İletişim
Alanında İşbirliği Fırsatları Üzerine (*)
Değerli Özbek dostlarımız,
Şu an kadim Özbek kültürü içinde bulunuyoruz. İpekyolu’nun merkez durağındayız, Orta Asya’nın en büyük şehrindeyiz, Taşkent’teyiz. Selçukludan Osmanlıya, oradan bugüne uzanan bir kültüre ilham vermiş, kaynaklık etmiş bir beldedeyiz. Bir İslam beldesindeyiz. Bizler için çok değerli alimlerin, mütefekkirlerin, mutasavvıfların; Buhari’nin, Tirmizi’nin, Nakşibendi’nin, Ali Şir Nevai’nin memleketindeyiz. Her yanı tarih, edebiyat, bilim ve dini ilimler kokan devasa bir kültür iklimindeyiz. Bunu derinden hissediyoruz.

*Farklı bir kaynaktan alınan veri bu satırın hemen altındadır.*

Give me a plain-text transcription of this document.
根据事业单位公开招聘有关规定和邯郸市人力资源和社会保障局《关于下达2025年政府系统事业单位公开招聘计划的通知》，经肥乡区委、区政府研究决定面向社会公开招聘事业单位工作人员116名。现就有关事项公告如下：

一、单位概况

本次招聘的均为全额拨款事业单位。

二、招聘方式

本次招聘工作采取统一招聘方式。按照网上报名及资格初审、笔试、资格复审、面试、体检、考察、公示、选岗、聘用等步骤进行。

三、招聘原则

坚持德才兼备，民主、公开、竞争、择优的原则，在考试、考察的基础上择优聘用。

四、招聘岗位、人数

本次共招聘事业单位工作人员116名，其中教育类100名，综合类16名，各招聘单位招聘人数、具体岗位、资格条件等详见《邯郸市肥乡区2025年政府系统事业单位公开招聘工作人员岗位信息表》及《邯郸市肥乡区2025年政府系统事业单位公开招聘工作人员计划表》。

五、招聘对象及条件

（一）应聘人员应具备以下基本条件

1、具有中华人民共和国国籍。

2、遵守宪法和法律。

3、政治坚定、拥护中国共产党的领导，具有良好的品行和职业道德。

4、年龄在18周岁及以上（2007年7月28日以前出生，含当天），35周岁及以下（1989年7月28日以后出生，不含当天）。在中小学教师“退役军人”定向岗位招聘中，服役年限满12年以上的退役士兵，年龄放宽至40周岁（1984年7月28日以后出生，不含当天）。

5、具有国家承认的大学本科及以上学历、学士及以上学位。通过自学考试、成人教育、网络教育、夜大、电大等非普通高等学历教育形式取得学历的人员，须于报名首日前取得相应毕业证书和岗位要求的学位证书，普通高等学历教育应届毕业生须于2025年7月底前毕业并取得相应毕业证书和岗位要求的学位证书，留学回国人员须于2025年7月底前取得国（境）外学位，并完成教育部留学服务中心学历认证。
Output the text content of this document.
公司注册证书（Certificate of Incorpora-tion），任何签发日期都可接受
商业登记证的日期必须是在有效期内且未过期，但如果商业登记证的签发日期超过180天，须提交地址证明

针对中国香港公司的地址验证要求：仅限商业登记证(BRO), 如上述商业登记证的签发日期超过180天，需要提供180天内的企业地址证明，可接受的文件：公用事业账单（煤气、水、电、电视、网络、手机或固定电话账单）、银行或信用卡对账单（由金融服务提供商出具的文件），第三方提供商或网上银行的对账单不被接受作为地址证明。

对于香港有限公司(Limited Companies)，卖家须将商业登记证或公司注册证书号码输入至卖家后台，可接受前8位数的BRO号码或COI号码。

İlim ve irfana tarih boyunca merkez olmuş Özbek kültürü büyük bir kültür; tarihsel olarak da güncel olarak da büyük bir kültür. Sadece, çok bilinen mutfak kültürü değil, mimariden coğrafi nüvelere, kağıt imalatından dini yaşam kültürüne dek bir dizi kültürel kodun menşei bir kültürdür Özbek kültürü. İpek yolu buradan geçiyor, kağıt ve mürekkep buradan Avrupa yolculuğuna çıkıyor, ilmin ve tasavvufun kökenleri burada, yiğitliğin, kahramanlığın kökenleri burada…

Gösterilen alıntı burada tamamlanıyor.